30.Il est contradictoire d’affirmer d’une part que l’utilisation de la torture pour obtenir des aveux est rare au Ghana et de reconnaître d’autre part que la probabilité d’actes de torture dans les centres de détention est très élevée. Quoi qu’il en soit, Mme Gaer voudrait savoir si les salles d’interrogatoire créées par le Gouvernement contribuent efficacement à la prévention de la torture? Concernant l’affaire de la morgue de l’Hôpital militaire no 37, il est indiqué dans le rapport que les auteurs présumés des faits ont tous été punis − soldats dégradés et civils licenciés − mais on ne sait pas si les intéressés ont également été poursuivis et condamnés à des peines d’emprisonnement. Qu’en est-il exactement? Il semblerait par ailleurs que, selon certaines informations, des femmes soient détenues à l’hôpital régional de Koforidua car elles ne seraient pas en mesure de s’acquitter de frais médicaux engagés. Quelles mesures ont été prises par le Gouvernement pour mettre fin à cette situation? Mme Gaer voudrait également savoir s’il existe des mécanismes de surveillance de la violence sexuelle dans les prisons, si les victimes sont encouragées à porter plainte et si des condamnations ont déjà été prononcées pour des actes de violence sexuelle.

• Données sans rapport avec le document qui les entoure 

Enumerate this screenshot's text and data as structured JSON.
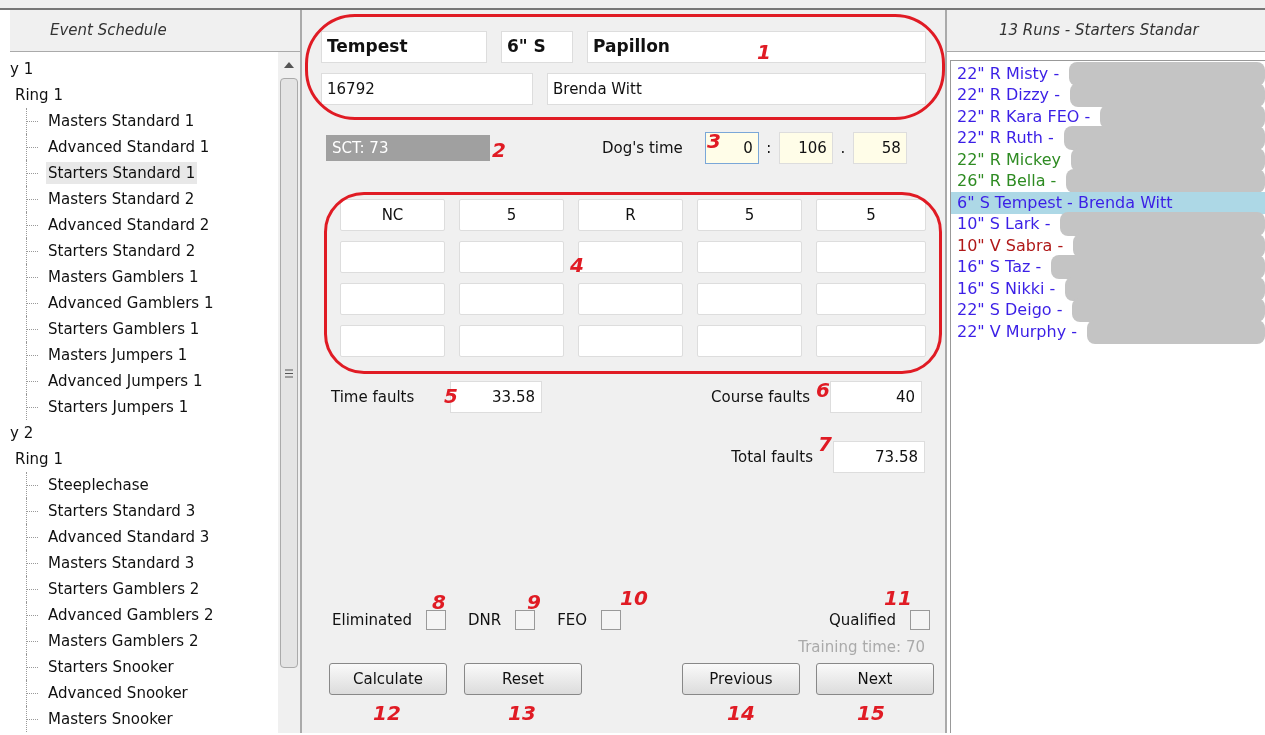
{
  "event_schedule": {
    "title": "Event Schedule",
    "tree": [
      {
        "label": "y 1",
        "expanded": true,
        "children": [
          {
            "label": "Ring 1",
            "expanded": true,
            "children": [
              {
                "label": "Masters Standard 1",
                "selected": false
              },
              {
                "label": "Advanced Standard 1",
                "selected": false
              },
              {
                "label": "Starters Standard 1",
                "selected": true
              },
              {
                "label": "Masters Standard 2",
                "selected": false
              },
              {
                "label": "Advanced Standard 2",
                "selected": false
              },
              {
                "label": "Starters Standard 2",
                "selected": false
              },
              {
                "label": "Masters Gamblers 1",
                "selected": false
              },
              {
                "label": "Advanced Gamblers 1",
                "selected": false
              },
              {
                "label": "Starters Gamblers 1",
                "selected": false
              },
              {
                "label": "Masters Jumpers 1",
                "selected": false
              },
              {
                "label": "Advanced Jumpers 1",
                "selected": false
              },
              {
                "label": "Starters Jumpers 1",
                "selected": false
              }
            ]
          }
        ]
      },
      {
        "label": "y 2",
        "expanded": true,
        "children": [
          {
            "label": "Ring 1",
            "expanded": true,
            "children": [
              {
                "label": "Steeplechase",
                "selected": false
              },
              {
                "label": "Starters Standard 3",
                "selected": false
              },
              {
                "label": "Advanced Standard 3",
                "selected": false
              },
              {
                "label": "Masters Standard 3",
                "selected": false
              },
              {
                "label": "Starters Gamblers 2",
                "selected": false
              },
              {
                "label": "Advanced Gamblers 2",
                "selected": false
              },
              {
                "label": "Masters Gamblers 2",
                "selected": false
              },
              {
                "label": "Starters Snooker",
                "selected": false
              },
              {
                "label": "Advanced Snooker",
                "selected": false
              },
              {
                "label": "Masters Snooker",
                "selected": false
              }
            ]
          }
        ]
      }
    ]
  },
  "entry": {
    "dog_name": "Tempest",
    "height_class": "6\" S",
    "breed": "Papillon",
    "number": "16792",
    "handler": "Brenda Witt"
  },
  "sct": "SCT:  73",
  "dogs_time": {
    "label": "Dog's time",
    "minutes": "0",
    "seconds": "106",
    "hundredths": "58",
    "separators": [
      ":",
      "."
    ]
  },
  "faults_grid": [
    {
      "kind": "entry",
      "cells": [
        "NC",
        "5",
        "R",
        "5",
        "5"
      ]
    },
    {
      "kind": "blank"
    },
    {
      "kind": "blank"
    },
    {
      "kind": "blank"
    }
  ],
  "time_faults": {
    "label": "Time faults",
    "value": "33.58"
  },
  "course_faults": {
    "label": "Course faults",
    "value": "40"
  },
  "total_faults": {
    "label": "Total faults",
    "value": "73.58"
  },
  "flags": [
    {
      "label": "Eliminated",
      "checked": false
    },
    {
      "label": "DNR",
      "checked": false
    },
    {
      "label": "FEO",
      "checked": false
    },
    {
      "label": "Qualified",
      "checked": false
    }
  ],
  "training_time": "Training time:  70",
  "buttons": [
    "Calculate",
    "Reset",
    "Previous",
    "Next"
  ],
  "runs": {
    "title": "13 Runs - Starters Standar",
    "items": [
      {
        "text": "22\" R  Misty  -",
        "color": "#3b1fe6",
        "selected": false,
        "redacted": true
      },
      {
        "text": "22\" R  Dizzy  -",
        "color": "#3b1fe6",
        "selected": false,
        "redacted": true
      },
      {
        "text": "22\" R  Kara FEO  -",
        "color": "#3b1fe6",
        "selected": false,
        "redacted": true
      },
      {
        "text": "22\" R  Ruth  -",
        "color": "#3b1fe6",
        "selected": false,
        "redacted": true
      },
      {
        "text": "22\" R  Mickey",
        "color": "#2e8b22",
        "selected": false,
        "redacted": true
      },
      {
        "text": "26\" R  Bella  -",
        "color": "#2e8b22",
        "selected": false,
        "redacted": true
      },
      {
        "text": "6\" S  Tempest  -  Brenda Witt",
        "color": "#3b1fe6",
        "selected": true,
        "redacted": false
      },
      {
        "text": "10\" S  Lark  -",
        "color": "#3b1fe6",
        "selected": false,
        "redacted": true
      },
      {
        "text": "10\" V  Sabra  -",
        "color": "#b01818",
        "selected": false,
        "redacted": true
      },
      {
        "text": "16\" S  Taz  -",
        "color": "#3b1fe6",
        "selected": false,
        "redacted": true
      },
      {
        "text": "16\" S  Nikki  -",
        "color": "#3b1fe6",
        "selected": false,
        "redacted": true
      },
      {
        "text": "22\" S  Deigo  -",
        "color": "#3b1fe6",
        "selected": false,
        "redacted": true
      },
      {
        "text": "22\" V  Murphy  -",
        "color": "#3b1fe6",
        "selected": false,
        "redacted": true
      }
    ]
  },
  "callouts": [
    "1",
    "2",
    "3",
    "4",
    "5",
    "6",
    "7",
    "8",
    "9",
    "10",
    "11",
    "12",
    "13",
    "14",
    "15"
  ]
}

31.M. Wang Xuexian, notant que, d’après la déclaration liminaire du chef de la délégation ghanéenne, toute personne affirmant que ses droits ont été violés a la possibilité de poursuivre l’État devant la Haute Cour, demande si des exemples concrets d’utilisation de ce recours pourraient être fournis. Selon la même déclaration, les membres des forces de sécurité et les autres agents de l’État qui sont susceptibles, de par leur position, de porter atteinte aux droits des personnes, sont vivement encouragés à respecter la primauté du droit. M. Wang Xuexian est d’avis que l’État partie devrait agir plus résolument à cet égard et faire en sorte que tous les agents de la force publique sans exception soient, non seulement encouragés à agir dans le respect de la légalité mais informés de l’obligation absolue qui leur incombe en la matière. Enfin, l’expert fait remarquer que même s’il n’existe pas de règle quant à la présence d’un représentant du mécanisme national de prévention dans la délégation d’un État partie au cours du dialogue avec le Comité et que l’indépendance du mécanisme national de prévention ghanéen n’est pas mise en cause, une telle présence peut éventuellement être perçue comme un manque d’indépendance, dans la mesure où les membres d’une délégation représentent le gouvernement de leur pays d’origine.

La délégation ghanéenne se retire.

La première partie (publique) de la séance prend fin à 12 h 20.